Lawrence "LG" Gellerstedt, managing director and Atlanta market leader for real estate services, development and investment firm Foundry Commercial, said the overall decrease in revenue at brokerages due to lack of capital markets activity has affected staffing needs. However, interest in Foundry's job listings recently has grown, he said.
"That being said, we've seen a pretty significant increase in the past 3 months in applications for open positions," Gellerstedt said in an email. "That increase has also allowed us to find more qualified candidates."
As for compensation, Willett said real estate companies can expect to continue to offer pay increases above pre-COVID levels for a while. "We're still operating in a bit of a new normal with respect to comp increases," he said. "And until there's some sort of economic downturn or kind of economic event in that vein, we don't anticipate seeing it pull back."
Multifamily Faces Challenges
The commercial real estate industry faces a sizable challenge this year when hiring to staff on-site property teams, especially involving multifamily property, where oversight roles were heightened in the pandemic, Willett said. "We see it most acutely in the [multifamily] sector, but I think there are kind of shadows of it or ripples of it across all of the property types," he said. "But certainly multi has been especially impacted, both because of the heightened demand as properties deliver, the more human intensive management style of those properties."
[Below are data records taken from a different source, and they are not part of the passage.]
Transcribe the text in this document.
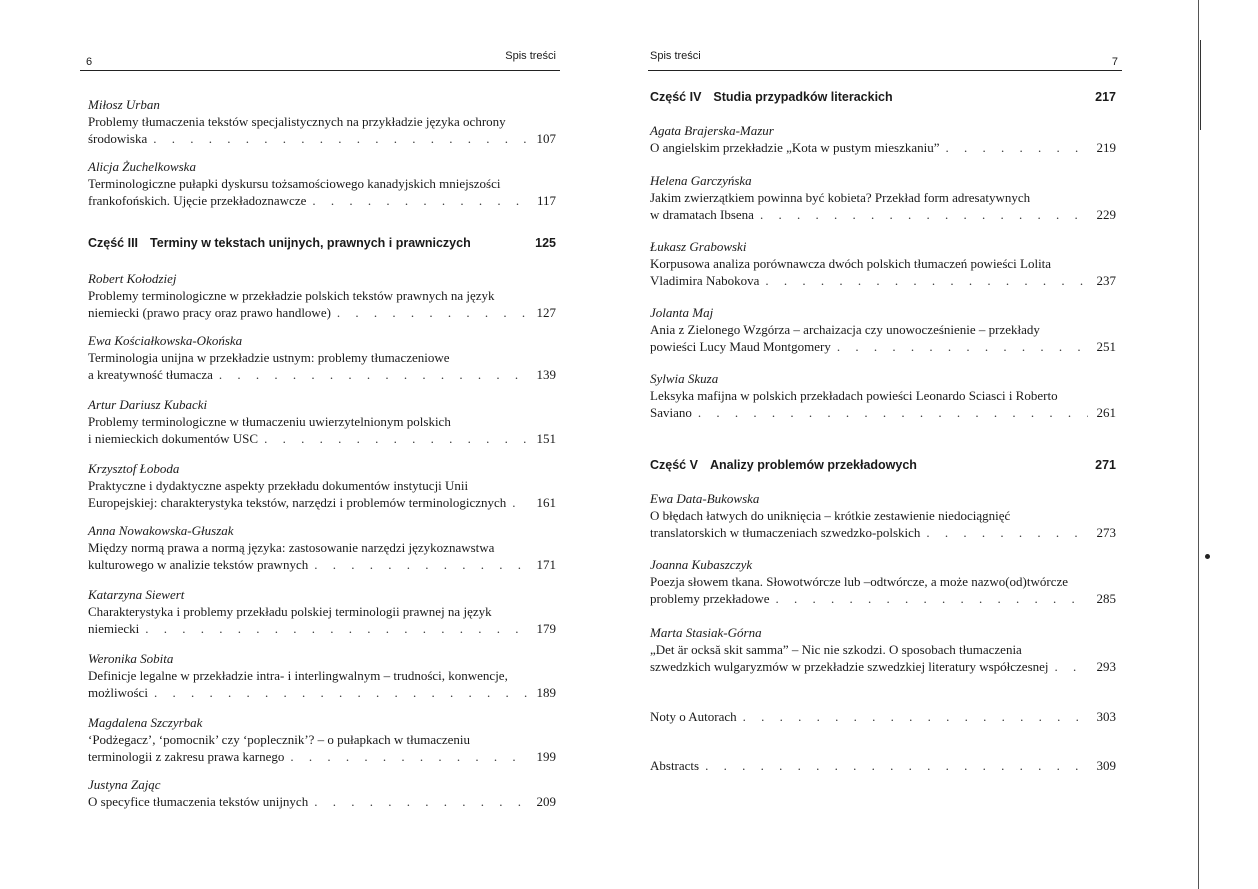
6	Spis treści
Miłosz Urban
Problemy tłumaczenia tekstów specjalistycznych na przykładzie języka ochrony
środowiska . . .	107
Alicja Żuchelkowska
Terminologiczne pułapki dyskursu tożsamościowego kanadyjskich mniejszości
frankofońskich. Ujęcie przekładoznawcze . . .	117
Część III Terminy w tekstach unijnych, prawnych i prawniczych	125
Robert Kołodziej
Problemy terminologiczne w przekładzie polskich tekstów prawnych na język
niemiecki (prawo pracy oraz prawo handlowe) . . .	127
Ewa Kościałkowska-Okońska
Terminologia unijna w przekładzie ustnym: problemy tłumaczeniowe
a kreatywność tłumacza . . .	139
Artur Dariusz Kubacki
Problemy terminologiczne w tłumaczeniu uwierzytelnionym polskich
i niemieckich dokumentów USC . . .	151
Krzysztof Łoboda
Praktyczne i dydaktyczne aspekty przekładu dokumentów instytucji Unii
Europejskiej: charakterystyka tekstów, narzędzi i problemów terminologicznych . . . 161
Anna Nowakowska-Głuszak
Między normą prawa a normą języka: zastosowanie narzędzi językoznawstwa
kulturowego w analizie tekstów prawnych . . .	171
Katarzyna Siewert
Charakterystyka i problemy przekładu polskiej terminologii prawnej na język
niemiecki . . .	179
Weronika Sobita
Definicje legalne w przekładzie intra- i interlingwalnym – trudności, konwencje,
możliwości . . .	189
Magdalena Szczyrbak
‘Podżegacz’, ‘pomocnik’ czy ‘poplecznik’? – o pułapkach w tłumaczeniu
terminologii z zakresu prawa karnego . . .	199
Justyna Zając
O specyfice tłumaczenia tekstów unijnych . . .	209
Spis treści	7
Część IV Studia przypadków literackich	217
Agata Brajerska-Mazur
O angielskim przekładzie „Kota w pustym mieszkaniu” . . .	219
Helena Garczyńska
Jakim zwierzątkiem powinna być kobieta? Przekład form adresatywnych
w dramatach Ibsena . . .	229
Łukasz Grabowski
Korpusowa analiza porównawcza dwóch polskich tłumaczeń powieści Lolita
Vladimira Nabokova . . .	237
Jolanta Maj
Ania z Zielonego Wzgórza – archaizacja czy unowocześnienie – przekłady
powieści Lucy Maud Montgomery . . .	251
Sylwia Skuza
Leksyka mafijna w polskich przekładach powieści Leonardo Sciasci i Roberto
Saviano . . .	261
Część V Analizy problemów przekładowych	271
Ewa Data-Bukowska
O błędach łatwych do uniknięcia – krótkie zestawienie niedociągnięć
translatorskich w tłumaczeniach szwedzko-polskich . . .	273
Joanna Kubaszczyk
Poezja słowem tkana. Słowotwórcze lub –odtwórcze, a może nazwo(od)twórcze
problemy przekładowe . . .	285
Marta Stasiak-Górna
„Det är ocksă skit samma” – Nic nie szkodzi. O sposobach tłumaczenia
szwedzkich wulgaryzmów w przekładzie szwedzkiej literatury współczesnej . . .	293
Noty o Autorach . . .	303
Abstracts . . .	309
Despite the overall slowdown in new development, a large number of apartments are projected to be completed this year and next, and their owners will need to staff them with onsite management and leasing teams. CoStar projections put the number of new apartments completed in 2023 at a 40-year high of almost 573,000 units. Another 443,000 units are expected to be completed this year, according to CoStar.
"There's obviously a substantial pipeline still delivering and building up the teams in those markets is really quite challenging for a lot of our clients," Willett said. "And so I think that's reflected in this sense that even though perhaps the economic headwinds have intensified over the last six months, the talent challenges haven't abated. And so groups are doing all they can to hold on to talent and continue to incent them appropriately."
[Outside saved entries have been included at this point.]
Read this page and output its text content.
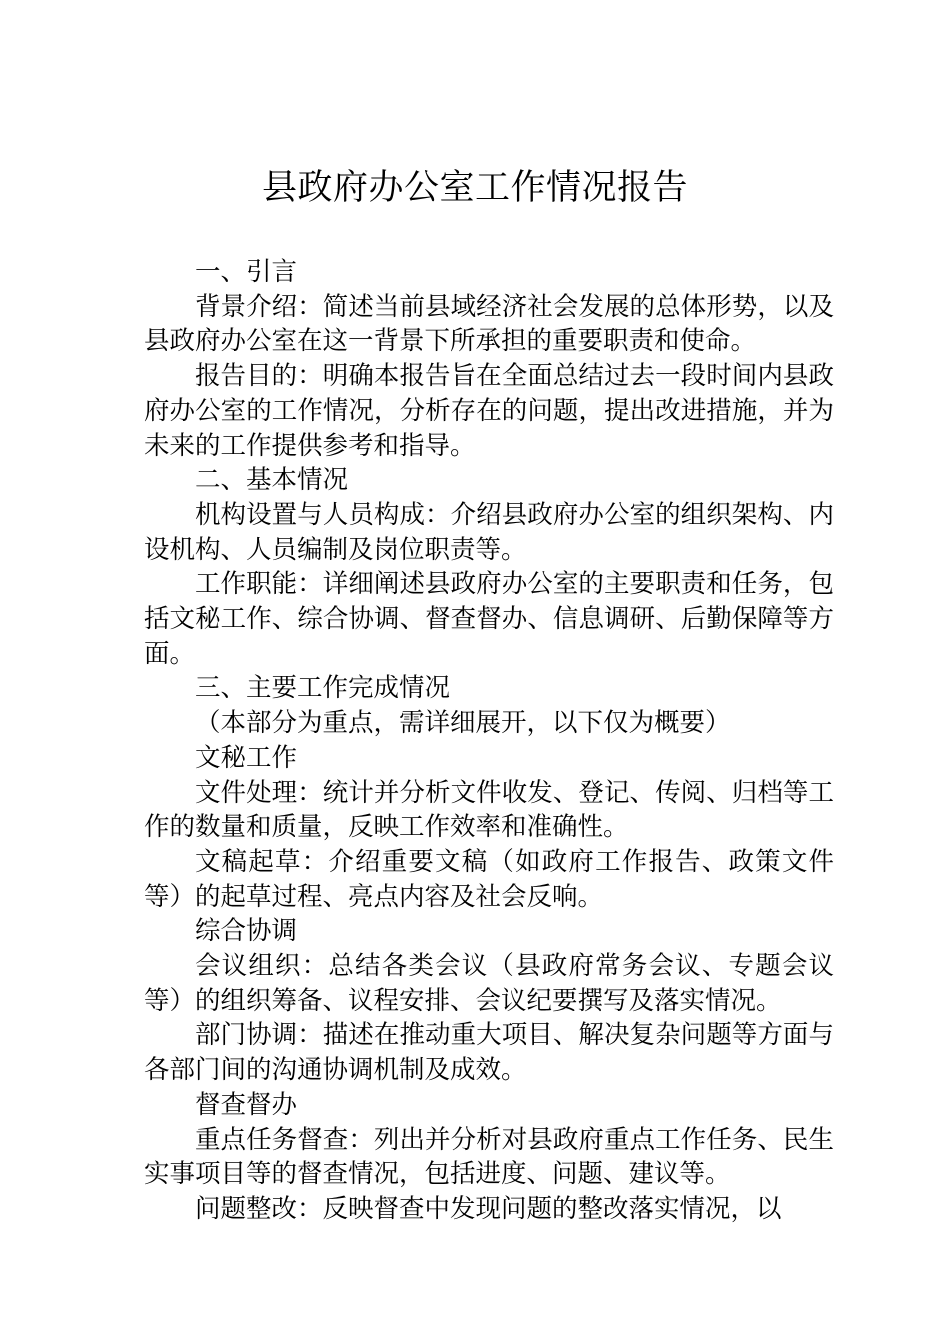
县政府办公室工作情况报告

一、引言

背景介绍：简述当前县域经济社会发展的总体形势，以及县政府办公室在这一背景下所承担的重要职责和使命。

报告目的：明确本报告旨在全面总结过去一段时间内县政府办公室的工作情况，分析存在的问题，提出改进措施，并为未来的工作提供参考和指导。

二、基本情况

机构设置与人员构成：介绍县政府办公室的组织架构、内设机构、人员编制及岗位职责等。

工作职能：详细阐述县政府办公室的主要职责和任务，包括文秘工作、综合协调、督查督办、信息调研、后勤保障等方面。

三、主要工作完成情况

（本部分为重点，需详细展开，以下仅为概要）

文秘工作

文件处理：统计并分析文件收发、登记、传阅、归档等工作的数量和质量，反映工作效率和准确性。

文稿起草：介绍重要文稿（如政府工作报告、政策文件等）的起草过程、亮点内容及社会反响。

综合协调

会议组织：总结各类会议（县政府常务会议、专题会议等）的组织筹备、议程安排、会议纪要撰写及落实情况。

部门协调：描述在推动重大项目、解决复杂问题等方面与各部门间的沟通协调机制及成效。

督查督办

重点任务督查：列出并分析对县政府重点工作任务、民生实事项目等的督查情况，包括进度、问题、建议等。

问题整改：反映督查中发现问题的整改落实情况，以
In contrast, the decline in transactions and new development in other sectors is taking a toll on hiring for those positions, according to the RCLCO-CEL survey. The number of companies hiring for transactional roles "is down sharply year-over-year," according to the survey. Also the share of companies hiring for development and acquisition roles was down 10%, the survey found.
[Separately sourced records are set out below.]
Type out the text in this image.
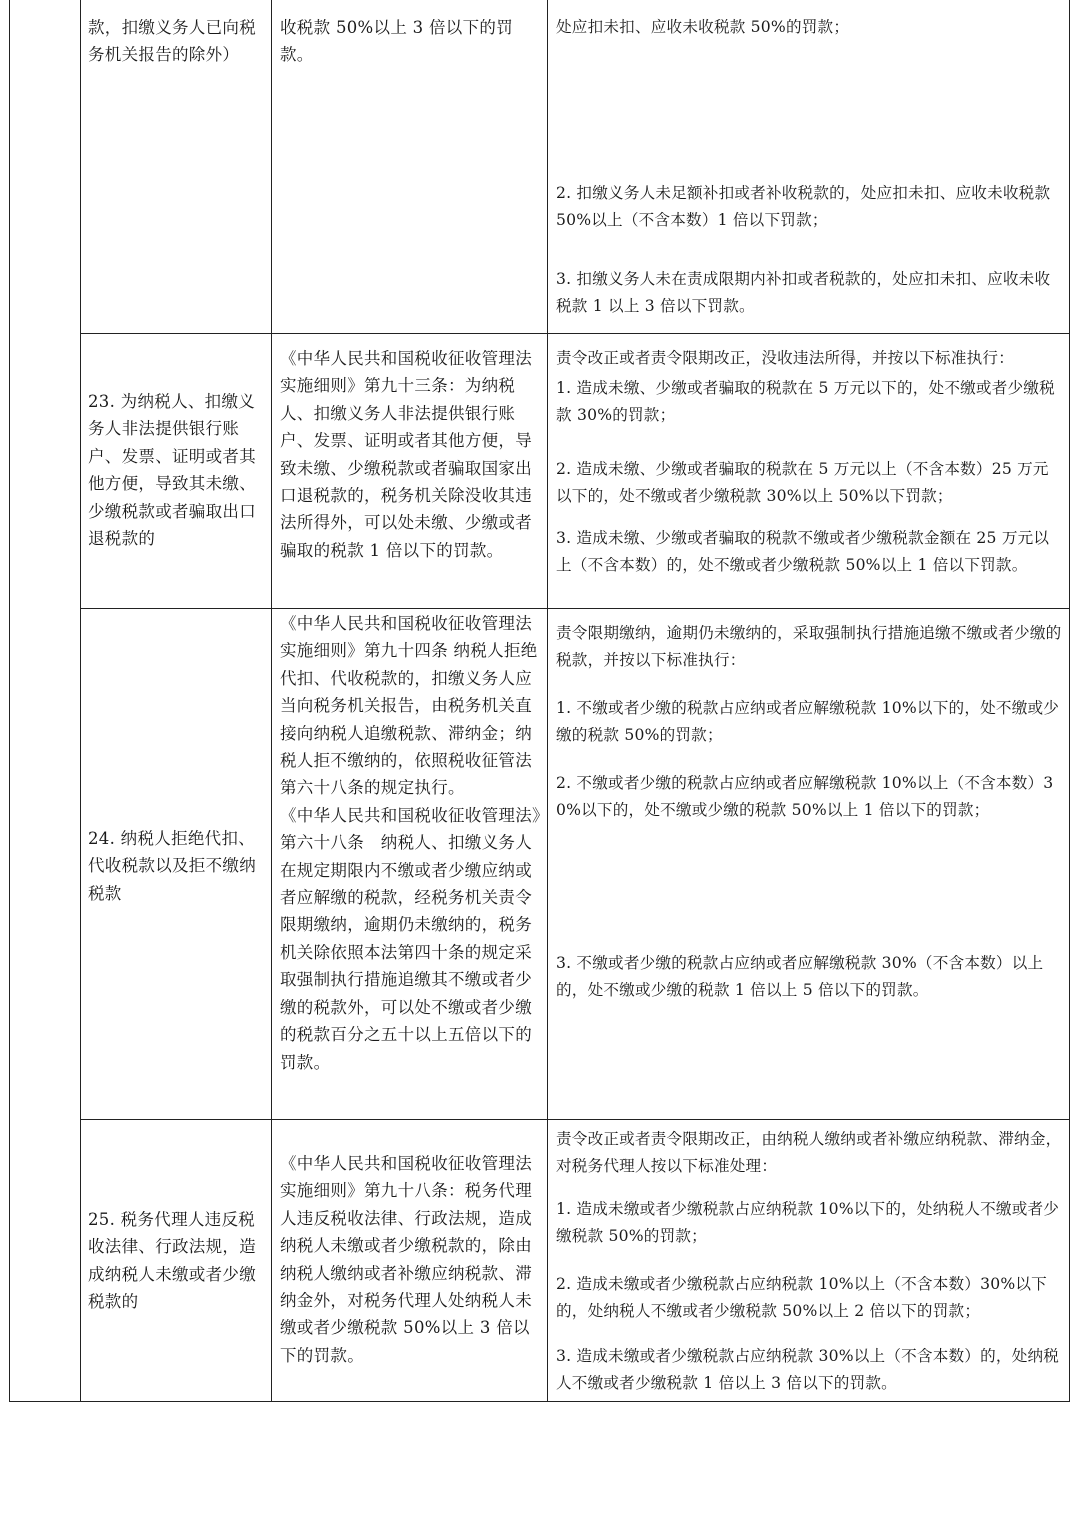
款，扣缴义务人已向税务机关报告的除外）
收税款 50%以上 3 倍以下的罚款。
处应扣未扣、应收未收税款 50%的罚款；
2. 扣缴义务人未足额补扣或者补收税款的，处应扣未扣、应收未收税款 50%以上（不含本数）1 倍以下罚款；
3. 扣缴义务人未在责成限期内补扣或者税款的，处应扣未扣、应收未收税款 1 以上 3 倍以下罚款。
23. 为纳税人、扣缴义务人非法提供银行账户、发票、证明或者其他方便，导致其未缴、少缴税款或者骗取出口退税款的
《中华人民共和国税收征收管理法实施细则》第九十三条：为纳税人、扣缴义务人非法提供银行账户、发票、证明或者其他方便，导致未缴、少缴税款或者骗取国家出口退税款的，税务机关除没收其违法所得外，可以处未缴、少缴或者骗取的税款 1 倍以下的罚款。
责令改正或者责令限期改正，没收违法所得，并按以下标准执行：
1. 造成未缴、少缴或者骗取的税款在 5 万元以下的，处不缴或者少缴税款 30%的罚款；
2. 造成未缴、少缴或者骗取的税款在 5 万元以上（不含本数）25 万元以下的，处不缴或者少缴税款 30%以上 50%以下罚款；
3. 造成未缴、少缴或者骗取的税款不缴或者少缴税款金额在 25 万元以上（不含本数）的，处不缴或者少缴税款 50%以上 1 倍以下罚款。
24. 纳税人拒绝代扣、代收税款以及拒不缴纳税款
《中华人民共和国税收征收管理法实施细则》第九十四条 纳税人拒绝代扣、代收税款的，扣缴义务人应当向税务机关报告，由税务机关直接向纳税人追缴税款、滞纳金；纳税人拒不缴纳的，依照税收征管法第六十八条的规定执行。
《中华人民共和国税收征收管理法》第六十八条　纳税人、扣缴义务人在规定期限内不缴或者少缴应纳或者应解缴的税款，经税务机关责令限期缴纳，逾期仍未缴纳的，税务机关除依照本法第四十条的规定采取强制执行措施追缴其不缴或者少缴的税款外，可以处不缴或者少缴的税款百分之五十以上五倍以下的罚款。
责令限期缴纳，逾期仍未缴纳的，采取强制执行措施追缴不缴或者少缴的税款，并按以下标准执行：
1. 不缴或者少缴的税款占应纳或者应解缴税款 10%以下的，处不缴或少缴的税款 50%的罚款；
2. 不缴或者少缴的税款占应纳或者应解缴税款 10%以上（不含本数）30%以下的，处不缴或少缴的税款 50%以上 1 倍以下的罚款；
3. 不缴或者少缴的税款占应纳或者应解缴税款 30%（不含本数）以上的，处不缴或少缴的税款 1 倍以上 5 倍以下的罚款。
25. 税务代理人违反税收法律、行政法规，造成纳税人未缴或者少缴税款的
《中华人民共和国税收征收管理法实施细则》第九十八条：税务代理人违反税收法律、行政法规，造成纳税人未缴或者少缴税款的，除由纳税人缴纳或者补缴应纳税款、滞纳金外，对税务代理人处纳税人未缴或者少缴税款 50%以上 3 倍以下的罚款。
责令改正或者责令限期改正，由纳税人缴纳或者补缴应纳税款、滞纳金，对税务代理人按以下标准处理：
1. 造成未缴或者少缴税款占应纳税款 10%以下的，处纳税人不缴或者少缴税款 50%的罚款；
2. 造成未缴或者少缴税款占应纳税款 10%以上（不含本数）30%以下的，处纳税人不缴或者少缴税款 50%以上 2 倍以下的罚款；
3. 造成未缴或者少缴税款占应纳税款 30%以上（不含本数）的，处纳税人不缴或者少缴税款 1 倍以上 3 倍以下的罚款。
"I think it times very well to the general rise in interest rates, which really slowed down transaction volume across the industry, both in terms of starts and development, but also in terms of acquisitions," Willett said. "So that's a new factor over the last 12 to 18 months, as rates have climbed and the capital markets have slowed."
As for 2024, he said transaction activity could begin to improve this year, and that could lead to more hiring.
"We don't anticipate seeing further declines in transaction volume," he said. "And if anything, we think there may be some momentum behind it, particularly given the news of the last several weeks in terms of the Federal Reserve. And so I think there is reason for some cautious optimism in that space, but probably too soon to say exactly where we end up."